I went. What else could I do?

The hallway stretched before me, gaudy and bright. Maybe Adam would let me wake up in Eirenea, but I doubted it. Maybe, years from now, his horrible drug would become illegal, or he’d die, and I’d be rescued. I’d wake up old, in an old woman’s body, with all the experience of a seventeen-year-old failure.

Maybe my family would come for me.

Maybe the years would pass, and my captor would grow lonely, and I’d wake up with children. For ten minutes a year, I’d drink in their faces and worry over the lives they led.

Or maybe he would let me die.

I found my voice halfway to headquarters. “How could you.”

“It’s for the best,” he said evenly. “You don’t understand. He’s too strong.”

“He must be, Eren. With you on his side.”

“It’s not just me. There isn’t anyone, on any ship, that wants us all to go to war. That’s what he’s saving us from.”

We were a fragile race. We must have always been. Only now, we knew it.

Adam was smug. He had every right to be. I stood before him in the cold room, and he gestured for me to sit. I squared my shoulders and lifted my chin. I wasn’t about to spend my last seconds of freedom doing as I was told.
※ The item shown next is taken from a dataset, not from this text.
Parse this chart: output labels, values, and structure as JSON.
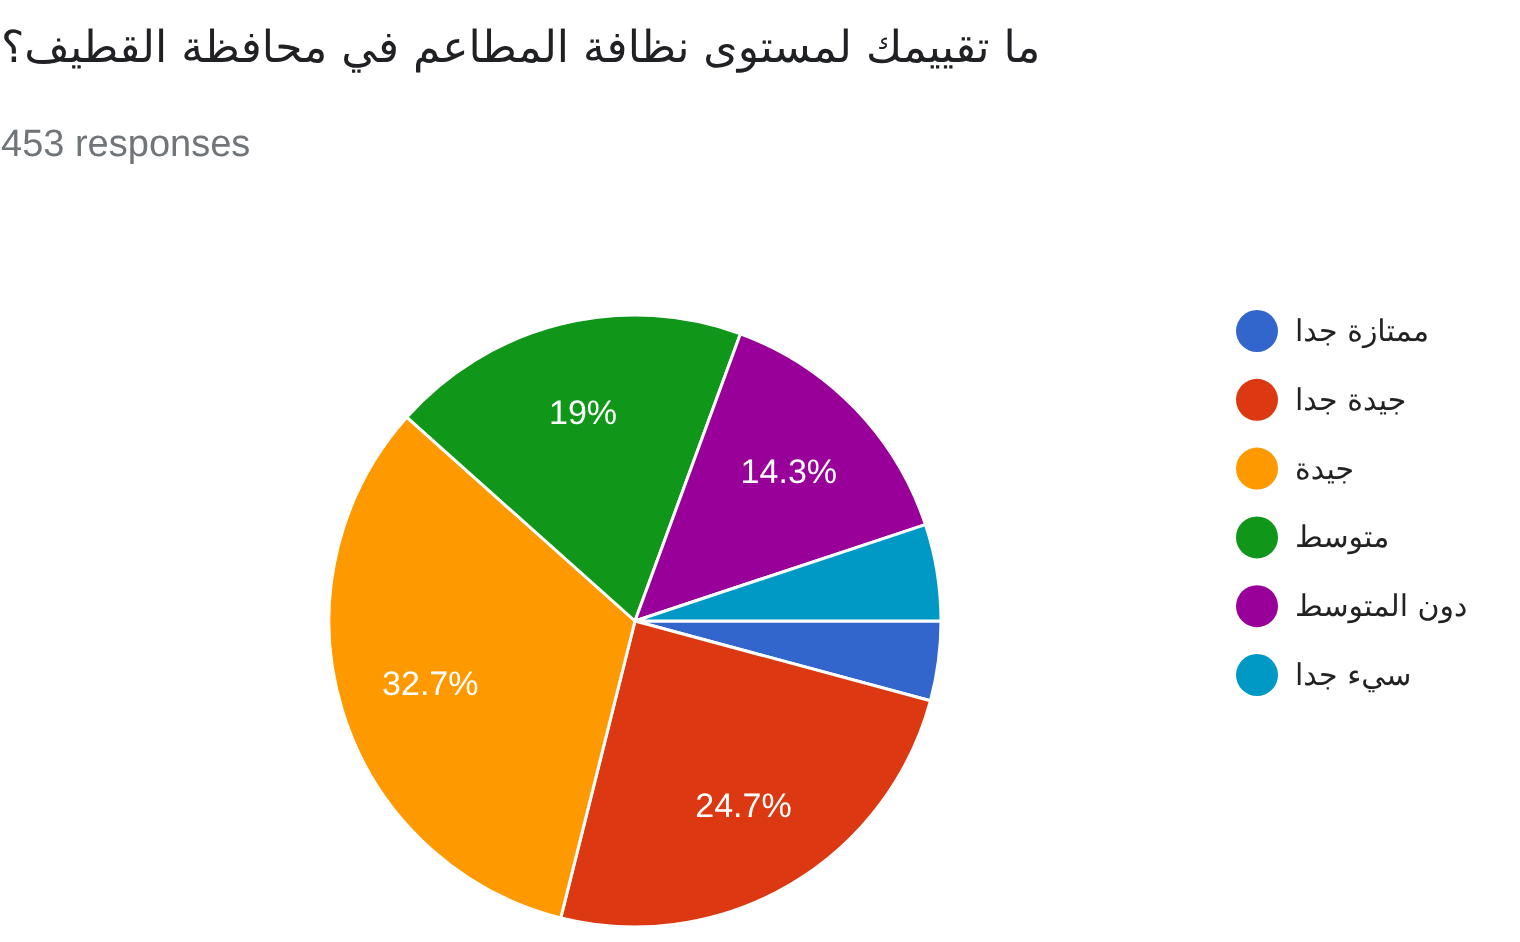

Eventually, his smile grew serious, and my darling husband pressed down on my shoulders until my back hit the chair. The Lieutenant was slouched in a black leather chair nearby. She made no move to assist. Maybe she was drugged, too.
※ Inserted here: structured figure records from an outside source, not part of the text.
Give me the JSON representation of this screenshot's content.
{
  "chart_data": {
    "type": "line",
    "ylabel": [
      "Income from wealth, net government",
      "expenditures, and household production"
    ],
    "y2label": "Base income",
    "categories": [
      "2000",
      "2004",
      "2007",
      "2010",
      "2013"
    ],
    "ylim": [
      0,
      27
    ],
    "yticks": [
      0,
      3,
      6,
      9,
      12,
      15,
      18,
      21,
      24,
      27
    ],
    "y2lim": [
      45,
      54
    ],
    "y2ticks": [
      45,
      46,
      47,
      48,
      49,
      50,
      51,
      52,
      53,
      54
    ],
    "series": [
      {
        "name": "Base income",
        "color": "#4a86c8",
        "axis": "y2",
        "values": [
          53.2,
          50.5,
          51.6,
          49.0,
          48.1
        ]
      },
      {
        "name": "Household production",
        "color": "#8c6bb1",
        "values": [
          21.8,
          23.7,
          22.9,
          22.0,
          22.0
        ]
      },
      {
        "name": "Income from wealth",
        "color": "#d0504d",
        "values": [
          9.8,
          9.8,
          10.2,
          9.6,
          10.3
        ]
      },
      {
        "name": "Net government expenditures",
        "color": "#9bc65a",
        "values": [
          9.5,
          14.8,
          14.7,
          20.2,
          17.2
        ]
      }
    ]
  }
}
“Welcome back,” Adam said brightly. “I know I already said it, but man. It’s just so good to see the real you, Char.”

“We should do this more often,” I said.

“Eh, don’t hold your breath.” His lip twisted around again, and his hand went to his jacket. When I saw the needle, my tongue couldn’t swallow, and my throat went numb. “Now, Ambassador,” he said. “If you could restrain your wife for a moment.”
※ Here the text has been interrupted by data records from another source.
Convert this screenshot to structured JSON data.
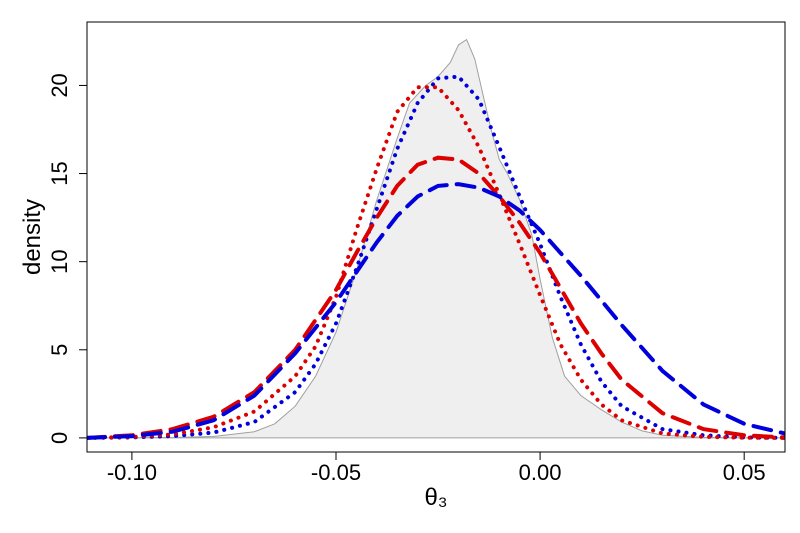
{
  "chart_data": {
    "type": "line",
    "title": "",
    "xlabel": "θ₃",
    "ylabel": "density",
    "xlim": [
      -0.111,
      0.06
    ],
    "ylim": [
      -0.8,
      23.6
    ],
    "xticks": [
      -0.1,
      -0.05,
      0.0,
      0.05
    ],
    "xtick_labels": [
      "-0.10",
      "-0.05",
      "0.00",
      "0.05"
    ],
    "yticks": [
      0,
      5,
      10,
      15,
      20
    ],
    "ytick_labels": [
      "0",
      "5",
      "10",
      "15",
      "20"
    ],
    "grid": false,
    "legend": "none",
    "series": [
      {
        "style": "filled-area",
        "color": "#efefef",
        "edge_color": "#a0a0a0",
        "x": [
          -0.111,
          -0.09,
          -0.08,
          -0.07,
          -0.065,
          -0.06,
          -0.055,
          -0.05,
          -0.045,
          -0.04,
          -0.035,
          -0.032,
          -0.028,
          -0.025,
          -0.022,
          -0.02,
          -0.018,
          -0.016,
          -0.014,
          -0.012,
          -0.01,
          -0.008,
          -0.005,
          -0.002,
          0.0,
          0.003,
          0.006,
          0.01,
          0.015,
          0.02,
          0.025,
          0.03,
          0.04,
          0.05,
          0.06
        ],
        "y": [
          0.0,
          0.02,
          0.08,
          0.35,
          0.8,
          1.8,
          3.5,
          6.0,
          9.5,
          13.5,
          17.0,
          19.0,
          20.0,
          20.5,
          21.3,
          22.3,
          22.6,
          21.5,
          19.5,
          17.5,
          15.8,
          15.0,
          13.5,
          11.5,
          9.0,
          5.7,
          3.5,
          2.4,
          1.6,
          0.9,
          0.4,
          0.15,
          0.03,
          0.0,
          0.0
        ]
      },
      {
        "style": "dotted",
        "color": "#0000dd",
        "x": [
          -0.111,
          -0.1,
          -0.09,
          -0.08,
          -0.07,
          -0.06,
          -0.055,
          -0.05,
          -0.045,
          -0.04,
          -0.035,
          -0.03,
          -0.025,
          -0.02,
          -0.015,
          -0.01,
          -0.005,
          0.0,
          0.005,
          0.01,
          0.015,
          0.02,
          0.03,
          0.04,
          0.05,
          0.06
        ],
        "y": [
          0.0,
          0.03,
          0.1,
          0.3,
          0.9,
          2.6,
          4.2,
          6.5,
          9.6,
          13.0,
          16.4,
          19.0,
          20.4,
          20.5,
          19.2,
          16.5,
          13.7,
          11.0,
          8.0,
          5.3,
          3.2,
          1.8,
          0.5,
          0.15,
          0.03,
          0.0
        ]
      },
      {
        "style": "dotted",
        "color": "#dd0000",
        "x": [
          -0.111,
          -0.1,
          -0.09,
          -0.08,
          -0.07,
          -0.06,
          -0.055,
          -0.05,
          -0.045,
          -0.04,
          -0.035,
          -0.03,
          -0.025,
          -0.02,
          -0.015,
          -0.01,
          -0.005,
          0.0,
          0.005,
          0.01,
          0.015,
          0.02,
          0.03,
          0.04,
          0.05,
          0.06
        ],
        "y": [
          0.0,
          0.05,
          0.2,
          0.6,
          1.5,
          3.5,
          5.2,
          8.0,
          11.8,
          15.3,
          18.5,
          19.9,
          19.9,
          18.6,
          16.5,
          13.8,
          11.0,
          8.1,
          5.3,
          3.3,
          1.9,
          1.0,
          0.25,
          0.06,
          0.01,
          0.0
        ]
      },
      {
        "style": "dashed",
        "color": "#dd0000",
        "x": [
          -0.111,
          -0.1,
          -0.09,
          -0.08,
          -0.07,
          -0.06,
          -0.05,
          -0.045,
          -0.04,
          -0.035,
          -0.03,
          -0.025,
          -0.02,
          -0.015,
          -0.01,
          -0.005,
          0.0,
          0.005,
          0.01,
          0.015,
          0.02,
          0.03,
          0.04,
          0.05,
          0.06
        ],
        "y": [
          0.0,
          0.15,
          0.5,
          1.2,
          2.6,
          5.0,
          8.4,
          10.5,
          12.5,
          14.3,
          15.5,
          15.9,
          15.8,
          15.0,
          13.7,
          12.2,
          10.5,
          8.5,
          6.5,
          4.8,
          3.3,
          1.4,
          0.5,
          0.15,
          0.03
        ]
      },
      {
        "style": "dashed",
        "color": "#0000dd",
        "x": [
          -0.111,
          -0.1,
          -0.09,
          -0.08,
          -0.07,
          -0.06,
          -0.05,
          -0.045,
          -0.04,
          -0.035,
          -0.03,
          -0.025,
          -0.02,
          -0.015,
          -0.01,
          -0.005,
          0.0,
          0.005,
          0.01,
          0.015,
          0.02,
          0.03,
          0.04,
          0.05,
          0.06
        ],
        "y": [
          0.0,
          0.1,
          0.35,
          1.0,
          2.4,
          4.8,
          7.7,
          9.4,
          11.1,
          12.6,
          13.7,
          14.3,
          14.4,
          14.2,
          13.7,
          12.9,
          11.8,
          10.5,
          9.2,
          7.8,
          6.4,
          3.8,
          1.9,
          0.8,
          0.25
        ]
      }
    ]
  }
}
Eren’s hand was warm and heavy on my shoulder, and I chewed the inside of my cheek as hard as I could. The pain was the only good feeling I had left.

Adam rolled his eyes. “You’ll have to do better than that. She’s awake. That’s really her. Take it from me. We can’t afford to get complacent.”

The Lieutenant stirred, and Eren glanced at her for a moment before crouching down and pulling my arms together behind the chair.

“Now hold still,” said Adam. “This’ll only sting a bit.”

He looked at Eren, who nodded that he was ready, and came close. My arms jerked against Eren’s grip involuntarily, and he squeezed them tighter. I went ahead and stopped breathing. I needed to last five more seconds without crying, and I wasn’t sure I’d make it.

The needle flashed through the air, taking longer than necessary so that Adam had plenty of time to watch my reaction. I forced every cell in my brain to remain completely frozen. I would not give him the satisfaction. I couldn’t. But at the last minute, weakness won, and I closed my eyes.